2. Pound together the garlic, peppercorns, oregano and 3 teaspoons salt in a mortar. Add 1/2 cup olive oil, 2 tablespoons paprika, vinegar and combine. Rub the turkey with the seasoning inside and out—what my mother calls “adobar el pavo” (seasoning the beast). This should be done a day ahead (the turkey should be left overnight, in a covered pot, in the refrigerator). This will allow it to absorb the flavors.

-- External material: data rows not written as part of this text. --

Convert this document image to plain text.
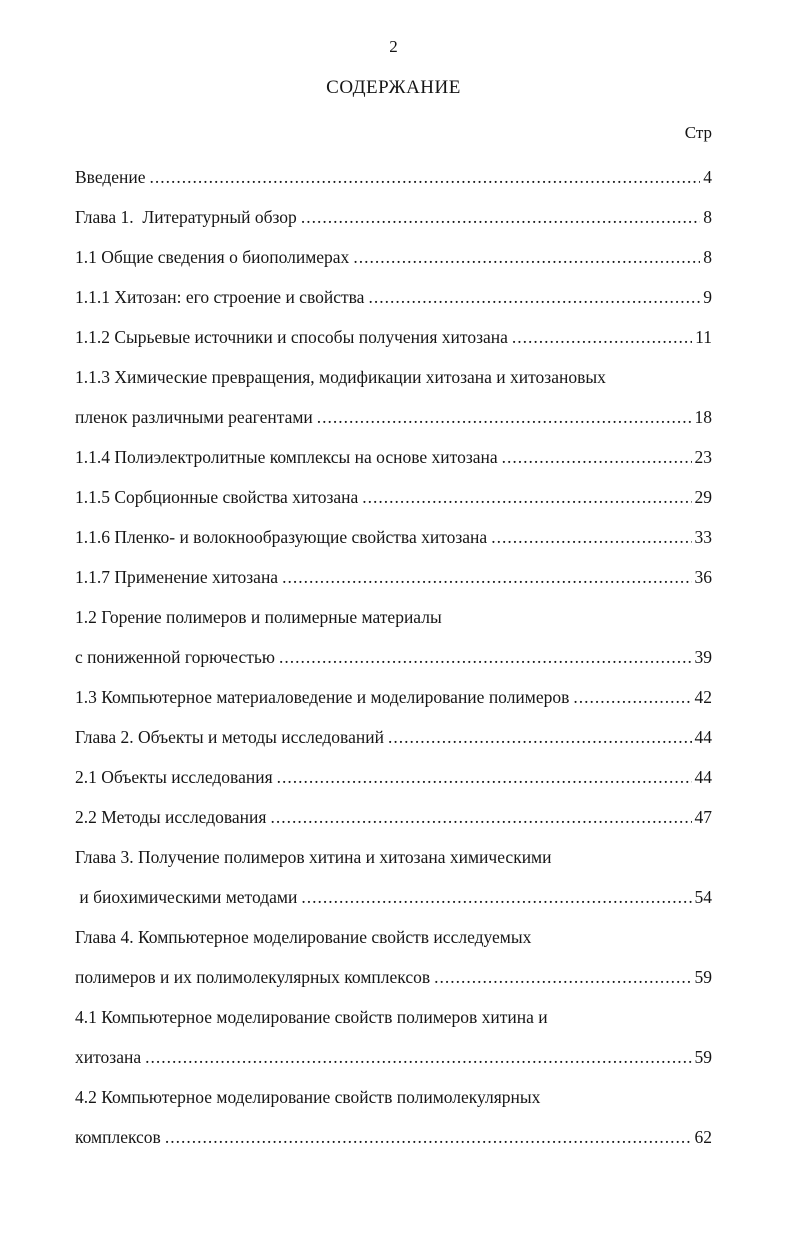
2
СОДЕРЖАНИЕ
Стр
Введение .....	4
Глава 1.  Литературный обзор .....	8
1.1 Общие сведения о биополимерах .....	8
1.1.1 Хитозан: его строение и свойства .....	9
1.1.2 Сырьевые источники и способы получения хитозана .....	11
1.1.3 Химические превращения, модификации хитозана и хитозановых
пленок различными реагентами .....	18
1.1.4 Полиэлектролитные комплексы на основе хитозана .....	23
1.1.5 Сорбционные свойства хитозана .....	29
1.1.6 Пленко- и волокнообразующие свойства хитозана .....	33
1.1.7 Применение хитозана .....	36
1.2 Горение полимеров и полимерные материалы
с пониженной горючестью .....	39
1.3 Компьютерное материаловедение и моделирование полимеров .....	42
Глава 2. Объекты и методы исследований .....	44
2.1 Объекты исследования .....	44
2.2 Методы исследования .....	47
Глава 3. Получение полимеров хитина и хитозана химическими
и биохимическими методами .....	54
Глава 4. Компьютерное моделирование свойств исследуемых
полимеров и их полимолекулярных комплексов .....	59
4.1 Компьютерное моделирование свойств полимеров хитина и
хитозана .....	59
4.2 Компьютерное моделирование свойств полимолекулярных
комплексов .....	62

3. Heat vegetable oil in a frying pan or skillet. Add the ground beef and cook over high heat, stirring frequently, until the meat loses its color. Reduce heat to medium-low and stir in the sason accent, olives, capers, tomato sauce and remaining teaspoon salt. Cook for 20 minutes, stirring occasionally to complete cooking the stuffing.

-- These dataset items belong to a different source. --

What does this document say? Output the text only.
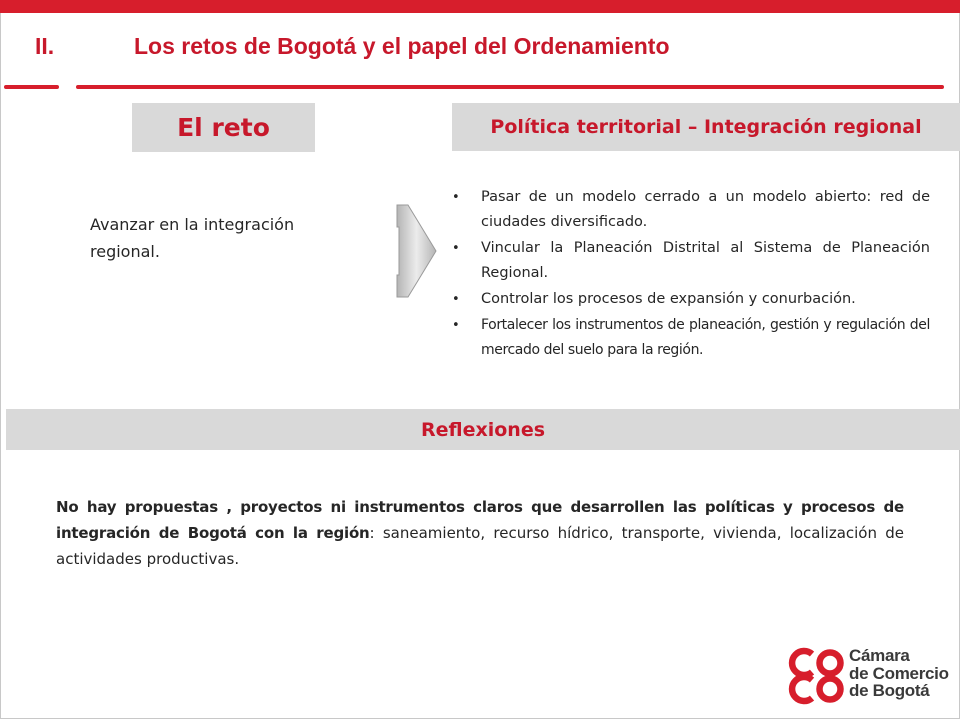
II.	Los retos de Bogotá y el papel del Ordenamiento
El reto	Política territorial – Integración regional
Avanzar en la integración regional.
• Pasar de un modelo cerrado a un modelo abierto: red de ciudades diversificado.
• Vincular la Planeación Distrital al Sistema de Planeación Regional.
• Controlar los procesos de expansión y conurbación.
• Fortalecer los instrumentos de planeación, gestión y regulación del mercado del suelo para la región.
Reflexiones
No hay propuestas , proyectos ni instrumentos claros que desarrollen las políticas y procesos de integración de Bogotá con la región: saneamiento, recurso hídrico, transporte, vivienda, localización de actividades productivas.
Cámara
de Comercio
de Bogotá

4. Remove from heat and let cool. Stuff the turkey loosely about three quarters full. Truss the turkey (sew or skewer together the neck and bind the legs.)
5. Place the turkey in a roasting pan breast side down. To insure a golden brown exterior combine the remaining 2 tablespoons paprika with the remaining olive oil in a small bowl. Brush the entire turkey with this mixture and roast in a slow to moderate oven (325 degrees F.) for 3 1/2 hours. To brown bird, raise temperature to 350 degrees during the last 25 minutes of cooking. This is an excellent way of cooking if in doubt as to the tenderness of the meat. Some people prefer covering the turkey with aluminum foil while roasting, and removing this during the last 25-30 minutes of cooking time to brown the skin. I find that frequent basting during cooking gets the same results.
Baking theories abound. There is the old traditionalist view that allows 1 1/2 hours for the first pound and then 25 minutes per pound up to 7 pounds and 20 minutes per pound after that. Thus a 5 pound bird would take 3 hours and 10 minutes, a 7 pounder would take 4 hours and 10 minutes, and a 10 pound bird 5 hours and 10 minutes. But in my view, there’s no set rule. Some birds take more time to roast, some less. In the Rivera family we go by general common sense: figure a 7 to 8 pounder takes 3 1/2 to 4 hours to cook; a 10 pounder maybe 4 1/2 hours, and a 12 pound turkey maybe 5-5 1/2 hours. Rule of thumb: turkey is done when drumstick and thigh move easily.
6. For gravy: remove turkey from roasting pan and keep warm. Drain drippings from roasting pan into a sauce pan. Skim off fat but retain 1/4 cup of the drippings. Add 2 cups water or 1/2 cup dry white wine and 1 1/2 cups water to pan drippings. Bring to a boil over high heat while stirring in the 1/4 cup fat. Lower heat and thicken slightly with a little cornstarch and water combined. If you want to reduce the grease content, mix 3 teaspoons of cornstarch with 3 tablespoons of water. Add this to the strained pan drippings and heat, thereby omitting the remaining fat content.
Yield: 6 to 7 servings.
Note: serve with a light Valpolicella wine, lightly chilled; a full-bodied red such as a Zinfandel or Rioja; a white Burgundy with a full and flowery bouquet; or even a good-bodied ale.